Aya Kyogoku (script) : Lorsque vous rendez visite à un ami dans sa ville, vous n’avez pas forcément besoin de regarder la carte. Il suffit de suivre la piste menant des portes de la ville à sa maison.

Au-delà de l’effet gadget de cet ajout à la version Wii, l’idée d’être pisté apparait pour ce qu’elle est : plutôt inquiétante. Mais il y a pire.
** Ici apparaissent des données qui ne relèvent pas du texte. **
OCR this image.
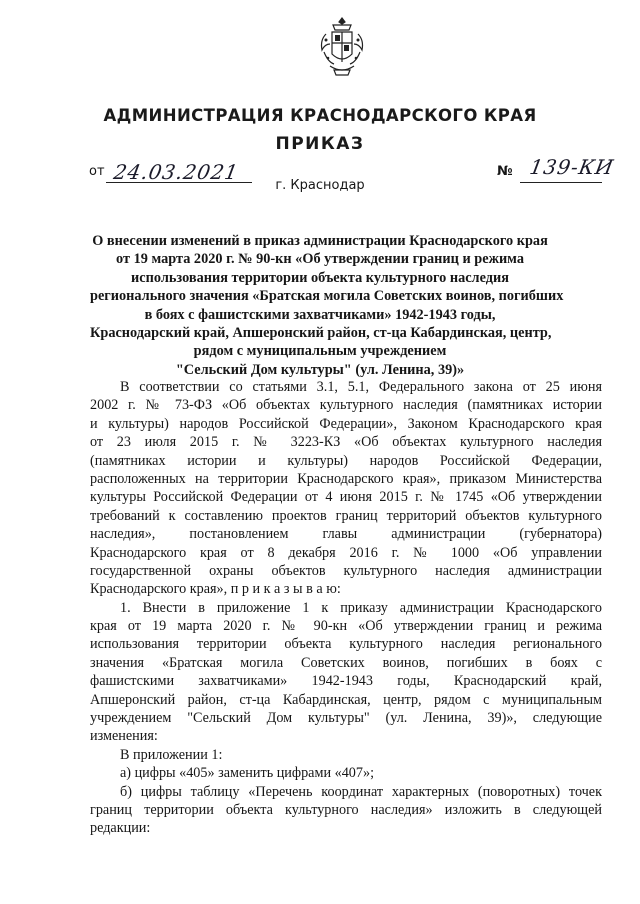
АДМИНИСТРАЦИЯ КРАСНОДАРСКОГО КРАЯ
ПРИКАЗ
от 24.03.2021	№ 139-КИ
г. Краснодар
О внесении изменений в приказ администрации Краснодарского края
от 19 марта 2020 г. № 90-кн «Об утверждении границ и режима
использования территории объекта культурного наследия
регионального значения «Братская могила Советских воинов, погибших
в боях с фашистскими захватчиками» 1942-1943 годы,
Краснодарский край, Апшеронский район, ст-ца Кабардинская, центр,
рядом с муниципальным учреждением
"Сельский Дом культуры" (ул. Ленина, 39)»
В соответствии со статьями 3.1, 5.1, Федерального закона от 25 июня
2002 г. № 73-ФЗ «Об объектах культурного наследия (памятниках истории
и культуры) народов Российской Федерации», Законом Краснодарского края
от 23 июля 2015 г. № 3223-КЗ «Об объектах культурного наследия
(памятниках истории и культуры) народов Российской Федерации,
расположенных на территории Краснодарского края», приказом Министерства
культуры Российской Федерации от 4 июня 2015 г. № 1745 «Об утверждении
требований к составлению проектов границ территорий объектов культурного
наследия», постановлением главы администрации (губернатора)
Краснодарского края от 8 декабря 2016 г. № 1000 «Об управлении
государственной охраны объектов культурного наследия администрации
Краснодарского края», п р и к а з ы в а ю:
1. Внести в приложение 1 к приказу администрации Краснодарского
края от 19 марта 2020 г. № 90-кн «Об утверждении границ и режима
использования территории объекта культурного наследия регионального
значения «Братская могила Советских воинов, погибших в боях с
фашистскими захватчиками» 1942-1943 годы, Краснодарский край,
Апшеронский район, ст-ца Кабардинская, центр, рядом с муниципальным
учреждением "Сельский Дом культуры" (ул. Ленина, 39)», следующие
изменения:
В приложении 1:
а) цифры «405» заменить цифрами «407»;
б) цифры таблицу «Перечень координат характерных (поворотных) точек
границ территории объекта культурного наследия» изложить в следующей
редакции:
Nogami : Désormais, en vous connectant à WiiConnect24, les données liées aux villes seront échangées sans qu’aucun joueur n’ait à venir chez vous et sans qu’aucun de vous ne s’en rende compte. Ainsi, tout à coup, un nouveau venu en provenance de la ville d’un ami emménage dans votre ville et se présente : « Bonjour ! Je viens de la ville X. »
Satoru Iwata (CEO) : « La ville X » étant une véritable ville Animal Crossing.
Nogami : Exactement. Et il vous racontera les cancans de sa ville : « Ce personnage de la ville X aime beaucoup ça. » et d’autres histoires dans ce genre.
Iwata : De plus en plus de commérages se propagent de ville en ville sans même que vous ne le réalisiez.

Là ça devient flippant. Et savoir que cette fonction a été développée suite à un imprévu du jeu GC n’arrange rien (un animal aurait informé le fils d’un employé de Hideki Konno, producteur de Mario Kart Wii, des activités de sa mère sur le jeu quand il n’était pas là).

Le titre du jeu s’avère finalement lourd de symboles : forcez une quinzaine d’individus sélectionnés à vivre ensemble, quelque soit le niveau de vie, vous ne pourrez éviter le retour des bas instincts.